Quiero tener la brújula de Jack Sparrow. Esa que no apunta al Norte, esa que apunta a lo que tu corazón de verdad desea.
Quiero una brújula como esa, que me señale el camino, mi destino; que me aclare la mente y no me mienta cuando me mienta a mí misma.
Deseo más que nada la aguja, para calmar a mi corazón mareado por esta montaña rusa de emociones, y para encontrarlo después de tenerlo un tiempo perdido dentro de una avalancha de dudas y titubeos cobardes.
Y no es que quiera tenerlo todo predicho y planeado, en absoluto.
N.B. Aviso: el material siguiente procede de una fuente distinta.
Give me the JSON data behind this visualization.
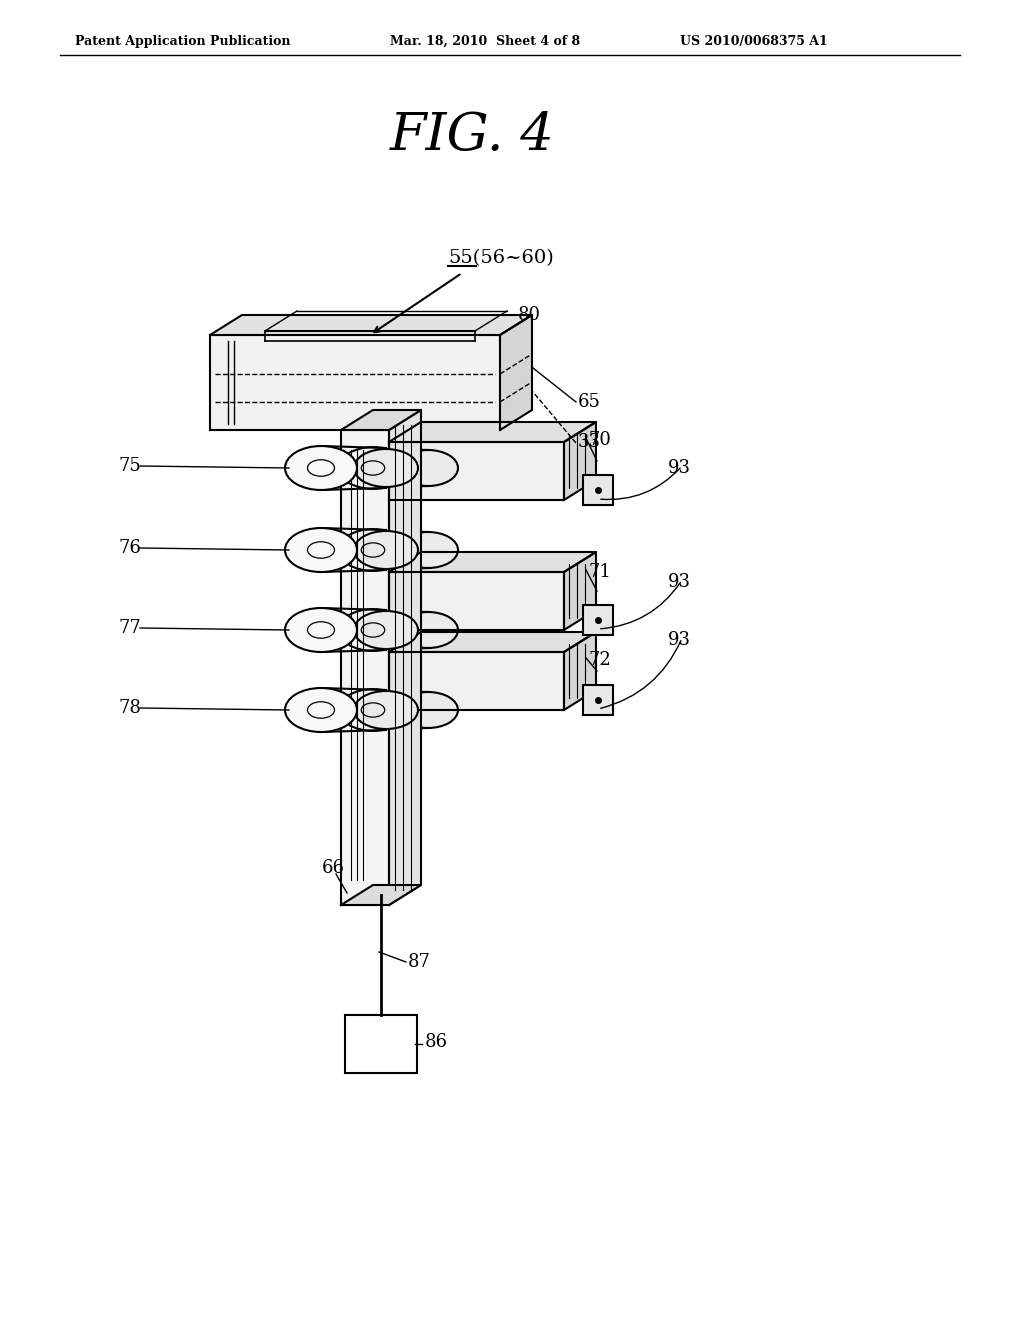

Únicamente quiero una guía, esa flecha que me haga sentir que voy por el camino correcto.
Jack es un buen pirata, fue su astucia como tal lo que le permitió interpretar las señales de su brújula descompuesta. Yo quiero y deseo ser igual. Depender de mí y nada más que de mí. Pero necesito saber hacia dónde voy, qué es lo que quiero. Y sobre todo, dónde está el tesoro que la vida me tiene preparado. Dónde está enterrado mi propio corazón.
Quiero la brújula de Sparrow para que sea sincera conmigo y me haga ver lo importante, no las miles de distracciones superficiales que el mundo ofrece. Porque lo que menos deseo es terminar con una vida de plástico, que me haga eternamente infeliz.
Qué fácil sería la vida con una brújula descompuesta que no apunta al Norte, ¿verdad? Pero no, desgraciadamente no existe tal aguja.
Así que me digo una cosa, de las confusiones nacen las decisiones. Y de las decisiones nace nuestra vida.
Y entre una decisión y la vida... están las experiencias.